Russian Foreign Minister Sergey Lavrov accused Western donors of “blackmailing” Moscow by threatening to cut off humanitarian aid to Syria if the Bab al-Hawa mandate is not renewed.

“We consider it is important to resist such approaches,” Lavrov said in a recent oral statement to UN Secretary-General Antonio Guterres, obtained by The Associated Press last week. “We believe that further concessions to the Americans and Europeans under the pressure of financial threats will undermine the credibility of the United Nations, its Charter and the Security Council’s resolutions.”

Russia’s U.N. Ambassador Vassily Nebenzia on Wednesday described a proposal to reopen the al-Jarubiyah border crossing in northeastern Iraq as “a non-starter”. He also did not say whether Russia would allow aid to pass through Bab al-Hawa or veto a move to block the crossing, which would prevent supplies from crossing. “We continue consulting on the issue” – he said.

Nebenzia reiterated Russia’s criticism of cross-border aid and said humanitarian aid should be delivered across the borders of the Syrian conflict to strengthen the Syrian government’s sovereignty over the entire country.

He reiterated Lavrov’s criticism of the April 2020 effort to block a convoy of the UN, the International Committee of the Red Cross and the Syrian Arab Red Crescent that was en route from the Syrian capital Damascus to Idlib. The Russian minister accused Hayat Tahrir al-Sham, the strongest militant group in Idlib, of not allowing goods to cross the border “with the connivance” of Turkey.

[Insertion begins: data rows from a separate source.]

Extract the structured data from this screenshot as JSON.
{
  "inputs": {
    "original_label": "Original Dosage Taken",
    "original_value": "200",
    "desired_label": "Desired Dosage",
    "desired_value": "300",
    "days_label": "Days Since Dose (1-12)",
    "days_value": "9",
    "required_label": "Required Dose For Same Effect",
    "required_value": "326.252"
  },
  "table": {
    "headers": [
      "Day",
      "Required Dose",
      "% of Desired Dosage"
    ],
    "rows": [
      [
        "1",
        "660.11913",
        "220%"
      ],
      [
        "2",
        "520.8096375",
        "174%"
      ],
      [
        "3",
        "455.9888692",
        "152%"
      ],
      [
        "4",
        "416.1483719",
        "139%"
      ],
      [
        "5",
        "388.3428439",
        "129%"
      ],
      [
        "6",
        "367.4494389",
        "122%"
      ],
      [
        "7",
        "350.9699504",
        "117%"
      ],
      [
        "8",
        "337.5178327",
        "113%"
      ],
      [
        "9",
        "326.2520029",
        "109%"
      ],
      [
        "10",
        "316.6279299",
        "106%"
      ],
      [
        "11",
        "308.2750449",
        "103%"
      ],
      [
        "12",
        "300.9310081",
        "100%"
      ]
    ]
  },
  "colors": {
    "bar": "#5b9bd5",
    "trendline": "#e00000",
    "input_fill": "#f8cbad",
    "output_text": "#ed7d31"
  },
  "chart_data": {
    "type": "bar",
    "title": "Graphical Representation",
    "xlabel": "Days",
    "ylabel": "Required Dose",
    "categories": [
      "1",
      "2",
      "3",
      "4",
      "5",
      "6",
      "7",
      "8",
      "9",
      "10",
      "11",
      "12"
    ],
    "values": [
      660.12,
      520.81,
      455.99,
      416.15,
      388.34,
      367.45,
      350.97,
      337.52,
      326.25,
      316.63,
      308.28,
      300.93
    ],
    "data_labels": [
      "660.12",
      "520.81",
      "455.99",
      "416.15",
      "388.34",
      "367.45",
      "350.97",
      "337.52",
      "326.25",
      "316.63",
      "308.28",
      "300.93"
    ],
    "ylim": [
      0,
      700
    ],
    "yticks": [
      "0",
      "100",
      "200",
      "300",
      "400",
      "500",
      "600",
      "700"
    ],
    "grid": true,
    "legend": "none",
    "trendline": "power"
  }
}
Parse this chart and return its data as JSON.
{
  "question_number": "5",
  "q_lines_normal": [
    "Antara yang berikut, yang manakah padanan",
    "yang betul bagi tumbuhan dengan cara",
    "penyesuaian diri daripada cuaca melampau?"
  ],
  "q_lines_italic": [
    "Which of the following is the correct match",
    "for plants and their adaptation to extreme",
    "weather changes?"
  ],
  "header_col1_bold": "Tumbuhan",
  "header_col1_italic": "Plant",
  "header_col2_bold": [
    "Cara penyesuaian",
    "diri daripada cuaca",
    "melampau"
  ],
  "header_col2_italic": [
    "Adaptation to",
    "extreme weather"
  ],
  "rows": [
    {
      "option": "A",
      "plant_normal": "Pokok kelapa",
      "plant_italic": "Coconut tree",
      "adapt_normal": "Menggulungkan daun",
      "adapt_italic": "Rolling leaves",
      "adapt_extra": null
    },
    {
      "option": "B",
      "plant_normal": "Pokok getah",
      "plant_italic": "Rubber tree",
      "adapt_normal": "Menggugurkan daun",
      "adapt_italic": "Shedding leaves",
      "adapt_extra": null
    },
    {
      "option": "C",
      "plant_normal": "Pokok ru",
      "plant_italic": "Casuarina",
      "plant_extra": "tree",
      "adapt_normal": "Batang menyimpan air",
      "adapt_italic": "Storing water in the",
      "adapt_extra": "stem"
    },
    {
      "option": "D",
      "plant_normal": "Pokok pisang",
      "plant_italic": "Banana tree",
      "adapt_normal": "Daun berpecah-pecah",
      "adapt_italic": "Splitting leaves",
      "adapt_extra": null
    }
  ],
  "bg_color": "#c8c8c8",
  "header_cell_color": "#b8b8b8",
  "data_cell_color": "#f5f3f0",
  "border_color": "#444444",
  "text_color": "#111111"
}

U.S. Ambassador Linda Thomas-Greenfield, who recently visited the Bab al-Hawah border crossing, expressed disappointment on Friday that the draft resolution did not provide for the delivery of aid through three border crossings, including another crossing in northwestern Turkey, Bab al-Salam, which was closed last July.

“Millions of Syrians are struggling, and without urgent action, millions more will be cut off from food, clean water, medicine and COVID-19 vaccines,” she said.

Nebenzia said the Syrian government wanted to cut cross-border supplies and rejected claims that there was no alternative.

Cross-border aid was approved in 2014 “in special circumstances when there was no access to many parts of Syria,” he said. “But, of course, today it is now an outdated operation and eventually it will be closed,” he said.

Mr Nebenzia said a “disaster,” had been predicted when al-Jaroubiya in the northeast was closed, “but today facts on the ground confirm, and the U.N. says that they have increased humanitarian assistance to the northeast … through the cooperation with the Syrian government.”

The UN and Western countries say there is not enough aid, including medicines and vaccines, to combat the COVID-19 pandemic in the northeast.